Thompson was performing at an All-Star level before a lingering foot issue limited him to 43 games in 2018-19. He played in 53 the previous season, when he dealt with a calf issue.
“Tristan looks great,” Cavs five-time All-Star forward Kevin Love said Wednesday. “We’ve both been pushing each other a lot. But that’s all him. He’s very focused, he’s taking care of his body. He did a lot of work in the offseason to prepare himself.
“This is definitely the best I’ve seen him. When I got here the first couple years, he was really impressive, then he hurt his calf, which lingered for a while. That fourth quarter really showed how bouncy he is and how relentless he’s been on both ends of the floor.”
Asked about slimming down, Thompson joked, “I live in LA, I’ve got to look good on the beach.”
But his conditioning is no joke. Some wonder if he’s auditioning for an NBA playoff contender, but his performance and leadership could change the minds of a Cavs front office that will explore trades for five players with expiring contracts, including Thompson.
Thompson said after four consecutive trips to the NBA Finals, the fact that last season ended in April gave him more time to work out.
“Get some time to relax, but also get more time to get yourself in the best shape you could possibly be,” he said. “Obviously missing all those games last year definitely pissed me off. I never experienced that in my entire career. I accepted a challenge to really take care of my body and kind of changed some of the habits I was doing in the past and so far, knock on wood, it’s paying off.”
Beilein is especially impressed with Thompson’s blocked shots as Beilein and associate head coach J.B. Bickerstaff try to improve a team that finished 2018-19 last in three major defensive categories — efficiency (points allowed per 100 possessions, 115.1), rating (116.7) and field-goal percentage allowed (.495).
“I’ve got goals and coach Beilein put the bug in my ear, so I’m accepting the challenge,” said Thompson, who recently told Chris Fedor of Cleveland.com he wants to make the NBA’s first team all-defense. “Our paint protection was bad last year.

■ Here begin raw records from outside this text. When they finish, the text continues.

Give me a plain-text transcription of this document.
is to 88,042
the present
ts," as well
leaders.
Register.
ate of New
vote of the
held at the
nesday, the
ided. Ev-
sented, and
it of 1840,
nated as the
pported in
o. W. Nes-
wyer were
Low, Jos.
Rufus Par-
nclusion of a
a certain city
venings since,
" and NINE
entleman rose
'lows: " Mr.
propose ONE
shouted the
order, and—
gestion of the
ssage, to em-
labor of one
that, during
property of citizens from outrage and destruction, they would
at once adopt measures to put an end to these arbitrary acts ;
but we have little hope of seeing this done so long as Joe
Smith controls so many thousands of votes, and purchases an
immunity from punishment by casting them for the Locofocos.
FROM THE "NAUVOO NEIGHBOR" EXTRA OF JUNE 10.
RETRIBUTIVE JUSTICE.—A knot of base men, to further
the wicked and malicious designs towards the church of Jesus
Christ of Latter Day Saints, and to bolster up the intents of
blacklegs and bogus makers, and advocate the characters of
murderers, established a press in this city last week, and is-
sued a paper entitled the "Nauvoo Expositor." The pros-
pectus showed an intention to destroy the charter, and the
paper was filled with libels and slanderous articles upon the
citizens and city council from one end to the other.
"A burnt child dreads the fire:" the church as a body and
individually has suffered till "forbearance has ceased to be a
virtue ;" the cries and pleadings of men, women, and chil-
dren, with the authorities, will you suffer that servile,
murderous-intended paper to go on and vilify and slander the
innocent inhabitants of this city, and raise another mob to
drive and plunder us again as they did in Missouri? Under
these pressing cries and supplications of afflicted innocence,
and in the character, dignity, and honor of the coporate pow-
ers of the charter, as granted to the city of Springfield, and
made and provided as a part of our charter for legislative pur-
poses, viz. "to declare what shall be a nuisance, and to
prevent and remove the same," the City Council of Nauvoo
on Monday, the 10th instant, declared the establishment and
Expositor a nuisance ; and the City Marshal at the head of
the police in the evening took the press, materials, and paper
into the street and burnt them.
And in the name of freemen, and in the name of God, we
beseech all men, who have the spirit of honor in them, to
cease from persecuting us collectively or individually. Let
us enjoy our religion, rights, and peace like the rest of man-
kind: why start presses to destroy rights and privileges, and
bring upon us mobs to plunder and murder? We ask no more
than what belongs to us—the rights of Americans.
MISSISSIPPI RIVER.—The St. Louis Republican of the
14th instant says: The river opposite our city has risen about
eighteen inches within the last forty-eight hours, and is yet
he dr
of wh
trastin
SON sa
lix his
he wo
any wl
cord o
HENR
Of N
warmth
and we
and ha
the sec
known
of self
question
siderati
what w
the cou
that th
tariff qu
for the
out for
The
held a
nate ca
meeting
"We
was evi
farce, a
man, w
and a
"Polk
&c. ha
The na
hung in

Especially with not having John Henson, someone’s got to protect that rim.”
The Cavs are without two centers as Henson suffered a right hamstring strain on Saturday that could sideline him a month and Ante Zizic is bothered by plantar fasciitis in his left foot.

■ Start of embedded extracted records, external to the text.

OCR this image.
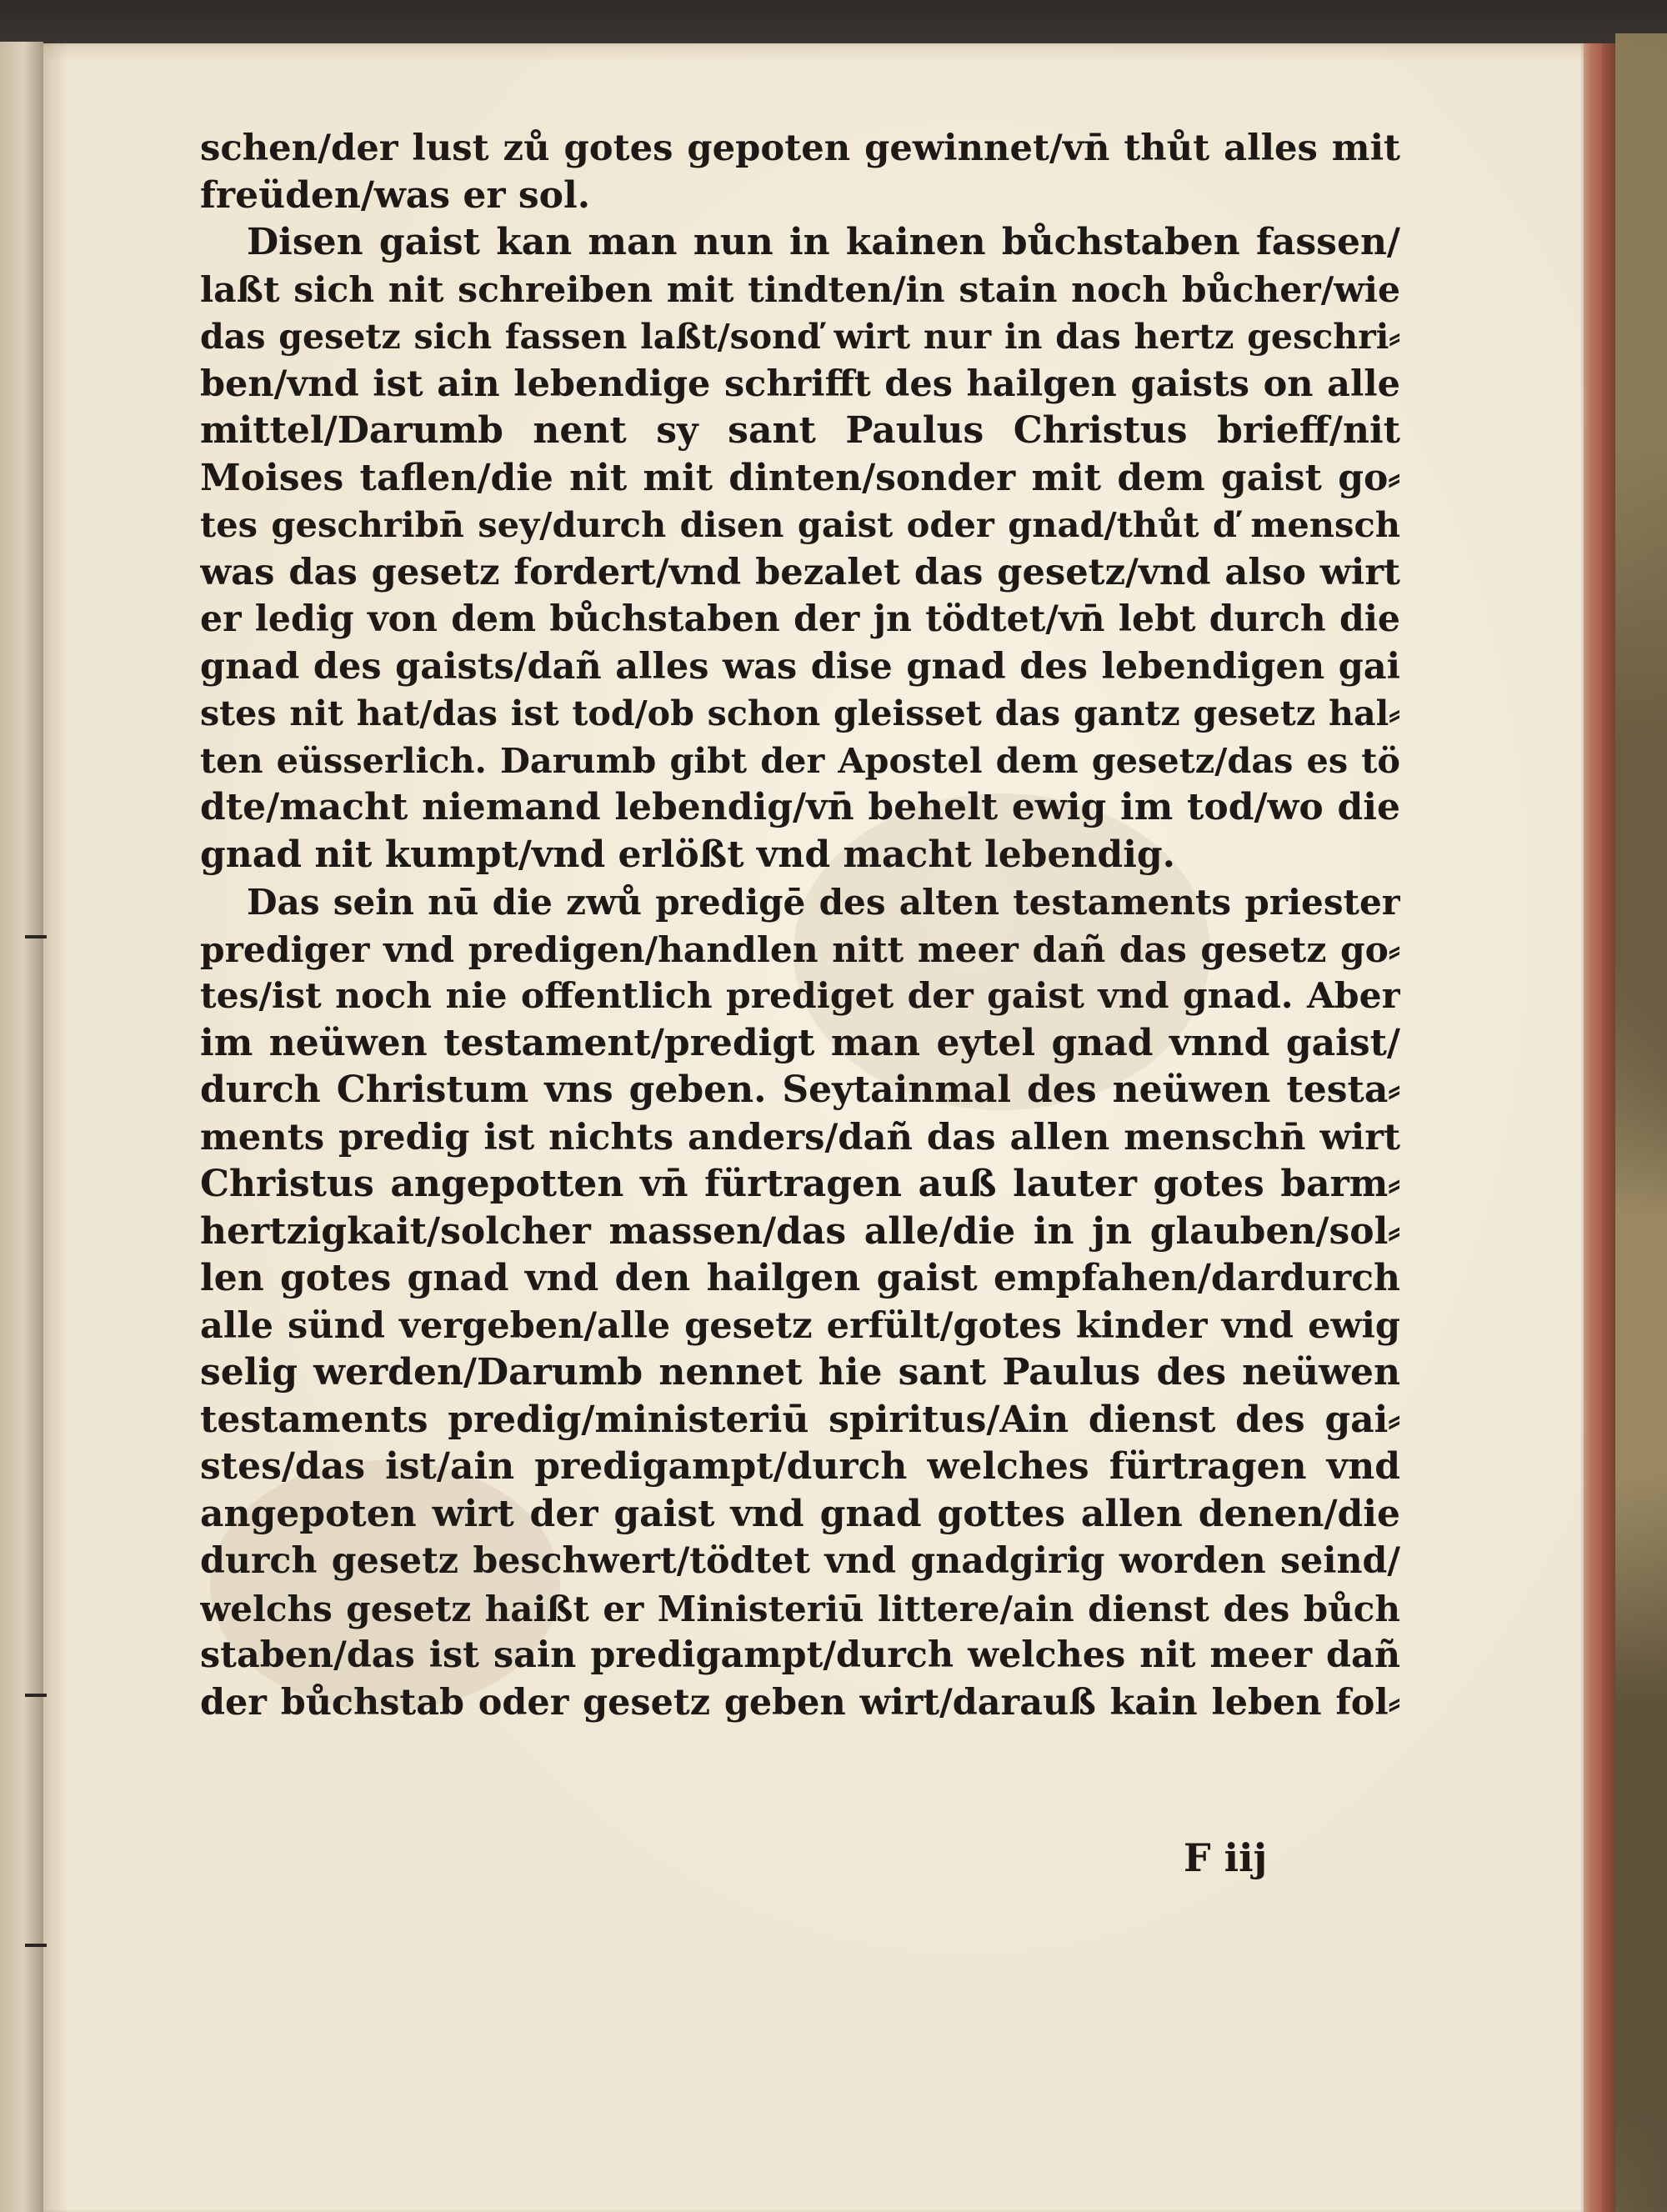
schen/der lust zů gotes gepoten gewinnet/vn̄ thůt alles mit
freüden/was er sol.
Disen gaist kan man nun in kainen bůchstaben fassen/
laßt sich nit schreiben mit tindten/in stain noch bůcher/wie
das gesetz sich fassen laßt/sonď wirt nur in das hertz geschri⸗
ben/vnd ist ain lebendige schrifft des hailgen gaists on alle
mittel/Darumb nent sy sant Paulus Christus brieff/nit
Moises taflen/die nit mit dinten/sonder mit dem gaist go⸗
tes geschribn̄ sey/durch disen gaist oder gnad/thůt ď mensch
was das gesetz fordert/vnd bezalet das gesetz/vnd also wirt
er ledig von dem bůchstaben der jn tödtet/vn̄ lebt durch die
gnad des gaists/dañ alles was dise gnad des lebendigen gai
stes nit hat/das ist tod/ob schon gleisset das gantz gesetz hal⸗
ten eüsserlich. Darumb gibt der Apostel dem gesetz/das es tö
dte/macht niemand lebendig/vn̄ behelt ewig im tod/wo die
gnad nit kumpt/vnd erlößt vnd macht lebendig.
Das sein nū die zwů predigē des alten testaments priester
prediger vnd predigen/handlen nitt meer dañ das gesetz go⸗
tes/ist noch nie offentlich prediget der gaist vnd gnad. Aber
im neüwen testament/predigt man eytel gnad vnnd gaist/
durch Christum vns geben. Seytainmal des neüwen testa⸗
ments predig ist nichts anders/dañ das allen menschn̄ wirt
Christus angepotten vn̄ fürtragen auß lauter gotes barm⸗
hertzigkait/solcher massen/das alle/die in jn glauben/sol⸗
len gotes gnad vnd den hailgen gaist empfahen/dardurch
alle sünd vergeben/alle gesetz erfült/gotes kinder vnd ewig
selig werden/Darumb nennet hie sant Paulus des neüwen
testaments predig/ministeriū spiritus/Ain dienst des gai⸗
stes/das ist/ain predigampt/durch welches fürtragen vnd
angepoten wirt der gaist vnd gnad gottes allen denen/die
durch gesetz beschwert/tödtet vnd gnadgirig worden seind/
welchs gesetz haißt er Ministeriū littere/ain dienst des bůch
staben/das ist sain predigampt/durch welches nit meer dañ
der bůchstab oder gesetz geben wirt/darauß kain leben fol⸗
F iij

“When I looked at the analytics from last year, the big gaping hole was rim protection,” Beilein said. “And [Thompson] had a tendency coming in to stay more with his own man when somebody was beat. We said, ‘You’re the last line of defense. We’ll try and cover up on your man, but you have to lead and wall up, take charges.’
“He didn’t take a charge all last year, he’s already taken two this year. Just be this guy that can protect us at the rim. You don’t have to be the best shot blocker to make a difference at the rim, and he’s doing that.”
Thompson started to prove to Beilein what he’s capable of with the conditioning test and has no plan to let up.
“I’ve always had good conditioning. That’s been my strength, even though I hate running,” Thompson said. “I destroyed it and it’s on to the next challenge.”